22. Project Instructions
Project Instructions
Role Selection
It's time for you to practice your interviewing skills! Over the next several pages, you'll see that we have specific roles in Autonomous Systems, just like the videos you watched before:
- Perceptions/Sensors
- Deep Learning
- Motion Planning
- Mapping/Localization
- Control
First, you need to select a single role that you are interested in. While you are welcome to read through and practice any of the questions under the other pages, for the project, you are going to focus on just one area. We've also included a General page that has some additional questions you can practice, but aren't part of the project itself.
Question Selection for Your Role
Once you've decided on a role, you can click on that role's page for a list of related questions. While we'll repeat these requirements again for simplicity on each page, for your selected role, you'll need to:
- Answer the required question related to a recent project you've worked on, similar to the My Own Project video you watched earlier
- Select and answer three questions specifically related to your role from the page
- At least one of the three role-specific questions must be a coding-based question marked with [Code] .
- You are welcome to include code or any desired drawings and diagrams to further detail your answers for other questions as well, although it is not required.
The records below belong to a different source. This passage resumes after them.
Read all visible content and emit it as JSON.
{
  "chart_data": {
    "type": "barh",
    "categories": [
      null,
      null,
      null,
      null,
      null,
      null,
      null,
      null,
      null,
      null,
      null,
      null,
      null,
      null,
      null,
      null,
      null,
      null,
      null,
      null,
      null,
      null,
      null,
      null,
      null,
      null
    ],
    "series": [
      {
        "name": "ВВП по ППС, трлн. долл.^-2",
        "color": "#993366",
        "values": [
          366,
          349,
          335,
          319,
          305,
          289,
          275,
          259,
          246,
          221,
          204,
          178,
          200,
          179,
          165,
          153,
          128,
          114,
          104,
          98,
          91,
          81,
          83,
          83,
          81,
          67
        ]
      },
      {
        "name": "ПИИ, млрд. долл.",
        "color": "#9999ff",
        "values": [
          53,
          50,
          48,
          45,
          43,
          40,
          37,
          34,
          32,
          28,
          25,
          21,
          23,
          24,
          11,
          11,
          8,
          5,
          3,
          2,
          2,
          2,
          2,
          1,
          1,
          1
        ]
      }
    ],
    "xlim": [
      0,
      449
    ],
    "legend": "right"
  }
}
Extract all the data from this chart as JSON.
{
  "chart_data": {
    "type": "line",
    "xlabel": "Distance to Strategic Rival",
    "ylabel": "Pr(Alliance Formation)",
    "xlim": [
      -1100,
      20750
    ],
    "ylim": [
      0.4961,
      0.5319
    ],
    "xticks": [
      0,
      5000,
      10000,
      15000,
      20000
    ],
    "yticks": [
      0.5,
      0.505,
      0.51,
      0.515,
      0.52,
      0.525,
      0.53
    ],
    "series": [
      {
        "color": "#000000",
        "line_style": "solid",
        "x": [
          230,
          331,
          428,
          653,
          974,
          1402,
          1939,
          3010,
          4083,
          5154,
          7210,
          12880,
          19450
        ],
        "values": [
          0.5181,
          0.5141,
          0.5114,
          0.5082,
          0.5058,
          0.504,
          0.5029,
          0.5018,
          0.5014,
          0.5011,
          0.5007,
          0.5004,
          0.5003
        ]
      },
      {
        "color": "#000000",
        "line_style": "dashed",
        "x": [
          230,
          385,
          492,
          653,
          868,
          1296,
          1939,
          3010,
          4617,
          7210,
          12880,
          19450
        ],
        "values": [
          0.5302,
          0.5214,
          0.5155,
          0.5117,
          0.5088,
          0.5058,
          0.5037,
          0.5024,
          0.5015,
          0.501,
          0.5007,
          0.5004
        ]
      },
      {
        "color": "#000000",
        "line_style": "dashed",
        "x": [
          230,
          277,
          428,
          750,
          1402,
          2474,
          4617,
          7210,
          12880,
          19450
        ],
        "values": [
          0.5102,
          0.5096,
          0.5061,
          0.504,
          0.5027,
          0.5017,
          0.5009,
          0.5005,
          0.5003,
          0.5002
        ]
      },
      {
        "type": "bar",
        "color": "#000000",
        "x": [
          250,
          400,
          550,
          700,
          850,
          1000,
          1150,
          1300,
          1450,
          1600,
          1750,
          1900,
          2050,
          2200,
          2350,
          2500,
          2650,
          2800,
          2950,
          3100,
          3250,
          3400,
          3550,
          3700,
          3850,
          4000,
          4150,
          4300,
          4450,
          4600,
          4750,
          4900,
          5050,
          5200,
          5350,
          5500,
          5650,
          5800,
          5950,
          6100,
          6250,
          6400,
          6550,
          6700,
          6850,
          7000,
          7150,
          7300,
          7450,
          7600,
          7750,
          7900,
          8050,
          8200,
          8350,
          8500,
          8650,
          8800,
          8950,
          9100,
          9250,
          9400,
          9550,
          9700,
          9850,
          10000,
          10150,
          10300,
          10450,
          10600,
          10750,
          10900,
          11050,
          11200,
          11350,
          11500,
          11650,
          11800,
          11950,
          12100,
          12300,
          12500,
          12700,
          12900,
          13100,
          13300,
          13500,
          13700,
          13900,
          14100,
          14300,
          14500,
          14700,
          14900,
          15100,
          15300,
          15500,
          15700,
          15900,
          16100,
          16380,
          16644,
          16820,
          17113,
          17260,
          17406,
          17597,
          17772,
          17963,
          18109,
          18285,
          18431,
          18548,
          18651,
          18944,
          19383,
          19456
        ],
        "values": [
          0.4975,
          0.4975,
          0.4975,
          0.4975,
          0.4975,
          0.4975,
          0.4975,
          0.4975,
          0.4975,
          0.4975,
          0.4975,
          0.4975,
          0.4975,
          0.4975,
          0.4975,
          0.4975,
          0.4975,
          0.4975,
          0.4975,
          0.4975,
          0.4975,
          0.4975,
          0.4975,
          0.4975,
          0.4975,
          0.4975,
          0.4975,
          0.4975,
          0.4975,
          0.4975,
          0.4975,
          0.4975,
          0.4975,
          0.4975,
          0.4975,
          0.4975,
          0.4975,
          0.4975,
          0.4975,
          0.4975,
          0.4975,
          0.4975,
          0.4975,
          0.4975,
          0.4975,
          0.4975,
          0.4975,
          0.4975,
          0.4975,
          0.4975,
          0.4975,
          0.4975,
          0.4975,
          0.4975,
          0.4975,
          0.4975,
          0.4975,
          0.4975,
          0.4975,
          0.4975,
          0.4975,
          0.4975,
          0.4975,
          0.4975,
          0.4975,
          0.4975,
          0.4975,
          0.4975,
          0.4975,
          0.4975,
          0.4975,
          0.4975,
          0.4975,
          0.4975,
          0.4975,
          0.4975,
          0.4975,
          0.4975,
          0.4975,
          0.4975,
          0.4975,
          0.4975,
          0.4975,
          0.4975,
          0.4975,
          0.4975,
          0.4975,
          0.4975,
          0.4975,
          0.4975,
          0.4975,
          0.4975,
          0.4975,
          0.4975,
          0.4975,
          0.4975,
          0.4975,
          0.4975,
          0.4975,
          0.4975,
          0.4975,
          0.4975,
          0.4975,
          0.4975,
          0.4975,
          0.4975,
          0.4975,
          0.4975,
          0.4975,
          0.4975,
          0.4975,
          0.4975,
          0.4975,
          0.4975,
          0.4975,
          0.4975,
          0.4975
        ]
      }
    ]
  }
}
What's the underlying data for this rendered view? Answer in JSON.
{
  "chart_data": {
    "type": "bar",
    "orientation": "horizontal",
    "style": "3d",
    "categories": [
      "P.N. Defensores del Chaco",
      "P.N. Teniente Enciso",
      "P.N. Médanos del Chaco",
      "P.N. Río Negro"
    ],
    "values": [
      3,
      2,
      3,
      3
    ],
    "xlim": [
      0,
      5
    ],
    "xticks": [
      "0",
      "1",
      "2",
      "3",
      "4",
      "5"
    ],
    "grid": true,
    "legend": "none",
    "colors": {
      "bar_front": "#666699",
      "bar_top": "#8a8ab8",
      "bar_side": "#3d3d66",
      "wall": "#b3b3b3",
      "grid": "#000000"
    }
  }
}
We do encourage you to do this for all your answers though, as that would likely be what your interviewer desires from you!
Question Follow-ups
You may have noticed throughout the interview videos before that the interviewers have follow-up questions to extend their original questions, or to clarify something the candidate discussed. In order to pass the project, you should also clearly denote at least one potential relevant follow-up question for each question above, and also provide a sufficient answer for it.
What to Submit
You may submit your interview questions as .pdf, text editor file, etc.
For code questions, we suggest submitting the code portion as
.cpp
files so that your reviewer can easily view them in their favorite IDE, and referring to any specific lines in your written response as necessary.
You may submit the files as either a
.zip
file (suggested) or by uploading to a Github repository and submitting from there.
Evaluation
Once you have completed your project, use the Project Rubric to review the project. If you have covered all of the points in the rubric, then you are ready to submit! If you see room for improvement in any category in which you do not meet specifications, keep working!
Your project will be evaluated by a Udacity reviewer according to the same Project Rubric . Your project must "meet specifications" in each category in order for your submission to pass.